Une nouvelle génération d'artistes africains au Festival d'Avignon

Les acteurs et metteurs en scène, le Congolais Dieudonné Niangouna et le Français Stanislas Nordey.
Les acteurs et metteurs en scène, le Congolais Dieudonné Niangouna et le Français Stanislas Nordey. - © ©AFP PHOTO / ANNE-CHRISTINE POUJOULAT

Ils ont une trentaine d'années, vivent entre Brazzaville, Abidjan, Lagos, Le Cap et Paris, Berlin, Zurich, les États-Unis, l'Asie: une nouvelle génération d'artistes africains, rompue au métissage des cultures et des genres - théâtre, danse, performance - va faire souffler un vent de modernité sur Avignon cette année.

"Ils sont tous nés après les guerres d'indépendance, dans les difficultés, parfois les violences, les guerres et le désastre des régimes africains post-coloniaux, relève Vincent Baudriller, codirecteur du festival d'Avignon. "Ils ont tous des téléphones portables, internet, c'est plus facile de voyager, c'est une génération qui a un rapport au monde beaucoup plus large que l'ancien empire colonial, tout en ayant une conscience aigüe de ce qui s'est passé, et ça crée une parole vraiment différente", résume-t-il.

Pour les réunir cette année à Avignon, il a fait des voyages répétés sur place à partir de 2006, et bu beaucoup de bières au bord du fleuve Congo.

Au départ, "il y a eu une rencontre très forte avec Dieudonné Niangouna, avec qui je passe une semaine à Brazzaville, et ensuite à Kinshasa avec Faustin Linyekula. Je vois comment il travaille dans des conditions de précarité extrême, il n'y a aucun soutien public, pas d'infrastructure. Il faut trouver un groupe électrogène, il faut trouver une salle qui n'est pas louée par une église évangélique au dernier moment, c'est un combat", raconte Vincent Baudriller.

Niangouna, à la fois auteur, acteur et metteur en scène, montre "Attitude clando" au festival en 2007, Linyekula présente deux spectacles au croisement de la danse, du théâtre, de la musique et des arts plastiques. "C'est la première fois que deux jeunes artistes africains sont au festival dans une production contemporaine, et pas dans un rapport aux traditions", souligne Baudriller.

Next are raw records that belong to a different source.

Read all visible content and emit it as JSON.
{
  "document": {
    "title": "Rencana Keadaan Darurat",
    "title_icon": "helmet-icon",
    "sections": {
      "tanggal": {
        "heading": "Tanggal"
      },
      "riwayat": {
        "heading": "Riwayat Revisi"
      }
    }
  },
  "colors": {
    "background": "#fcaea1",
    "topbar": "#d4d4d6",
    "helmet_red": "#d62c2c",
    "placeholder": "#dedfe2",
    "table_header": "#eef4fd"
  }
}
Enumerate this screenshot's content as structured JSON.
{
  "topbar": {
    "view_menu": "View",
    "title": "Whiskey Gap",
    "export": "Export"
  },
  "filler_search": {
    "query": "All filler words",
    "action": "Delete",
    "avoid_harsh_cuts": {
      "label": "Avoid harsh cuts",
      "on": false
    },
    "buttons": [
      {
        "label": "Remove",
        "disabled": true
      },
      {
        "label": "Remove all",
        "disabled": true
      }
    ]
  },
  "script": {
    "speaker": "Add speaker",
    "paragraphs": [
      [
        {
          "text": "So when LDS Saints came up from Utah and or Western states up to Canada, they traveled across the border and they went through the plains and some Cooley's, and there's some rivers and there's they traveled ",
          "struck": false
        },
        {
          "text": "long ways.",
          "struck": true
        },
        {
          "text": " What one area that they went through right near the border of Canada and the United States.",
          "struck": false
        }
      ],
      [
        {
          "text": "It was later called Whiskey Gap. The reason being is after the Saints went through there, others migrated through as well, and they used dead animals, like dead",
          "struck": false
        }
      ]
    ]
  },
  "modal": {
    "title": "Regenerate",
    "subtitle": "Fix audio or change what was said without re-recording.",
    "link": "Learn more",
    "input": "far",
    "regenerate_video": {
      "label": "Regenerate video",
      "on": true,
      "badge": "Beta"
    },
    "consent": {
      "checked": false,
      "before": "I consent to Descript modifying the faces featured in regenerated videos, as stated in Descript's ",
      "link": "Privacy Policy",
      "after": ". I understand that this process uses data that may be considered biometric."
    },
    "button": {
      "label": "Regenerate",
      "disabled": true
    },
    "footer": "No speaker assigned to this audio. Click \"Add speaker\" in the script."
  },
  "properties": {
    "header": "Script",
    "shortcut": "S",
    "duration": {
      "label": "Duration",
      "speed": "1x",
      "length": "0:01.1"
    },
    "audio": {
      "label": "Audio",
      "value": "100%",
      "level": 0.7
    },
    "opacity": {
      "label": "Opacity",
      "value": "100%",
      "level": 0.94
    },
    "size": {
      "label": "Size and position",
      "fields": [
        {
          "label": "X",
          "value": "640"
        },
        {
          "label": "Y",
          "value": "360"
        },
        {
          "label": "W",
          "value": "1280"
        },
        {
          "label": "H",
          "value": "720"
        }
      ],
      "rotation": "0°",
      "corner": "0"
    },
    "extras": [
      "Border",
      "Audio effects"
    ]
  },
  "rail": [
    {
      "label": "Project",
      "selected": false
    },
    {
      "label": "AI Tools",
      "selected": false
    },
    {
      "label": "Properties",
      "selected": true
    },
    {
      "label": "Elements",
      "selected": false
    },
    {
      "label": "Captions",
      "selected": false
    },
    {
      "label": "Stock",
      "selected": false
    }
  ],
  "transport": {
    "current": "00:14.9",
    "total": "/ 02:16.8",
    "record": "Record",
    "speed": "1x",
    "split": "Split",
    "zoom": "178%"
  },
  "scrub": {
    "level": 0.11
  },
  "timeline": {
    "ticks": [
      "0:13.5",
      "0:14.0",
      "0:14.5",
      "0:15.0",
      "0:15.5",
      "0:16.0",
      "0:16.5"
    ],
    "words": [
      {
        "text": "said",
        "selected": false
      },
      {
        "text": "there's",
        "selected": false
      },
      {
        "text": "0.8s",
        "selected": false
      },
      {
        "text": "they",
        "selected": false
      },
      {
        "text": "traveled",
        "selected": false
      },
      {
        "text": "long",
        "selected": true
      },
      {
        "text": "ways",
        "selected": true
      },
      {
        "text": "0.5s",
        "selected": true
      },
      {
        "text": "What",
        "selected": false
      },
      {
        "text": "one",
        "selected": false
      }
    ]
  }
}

Dieudonné Niangouna revient en 2009 ("Les inepties volantes") et il est choisi il y a deux ans comme "artiste associé" de l'édition 2013 avec Stanislas Nordey. De ce choix va découler toute une programmation tournée vers l'Afrique, qu'il s'agisse de jeunes artistes du continent ou d'Européens qui travaillent avec des Africains, comme l'Allemande Monika Gintersdorfer avec le milieu du show-biz de Côte d'Ivoire et sa diaspora parisienne.

Le "coupé-décalé"

Certains ont moins de 30 ans, comme Qudus Onikeku, qui évoque la mémoire de son père de 80 ans avec le langage chorégraphique moderne, la vidéo, mais aussi la tradition Yoruba du Nigeria, raconte Vincent Baudriller. "Il vit à Lagos, une métropole de plus de 10 millions d'habitants, a monté son projet avec 3 semaines en résidence en Malaisie, 15 jours en Californie, une résidence à Rennes ... Il est symptomatique de cette Afrique qui se transforme, produit, crée, fait des affaires: pas vraiment l'Afrique des cartes postales!"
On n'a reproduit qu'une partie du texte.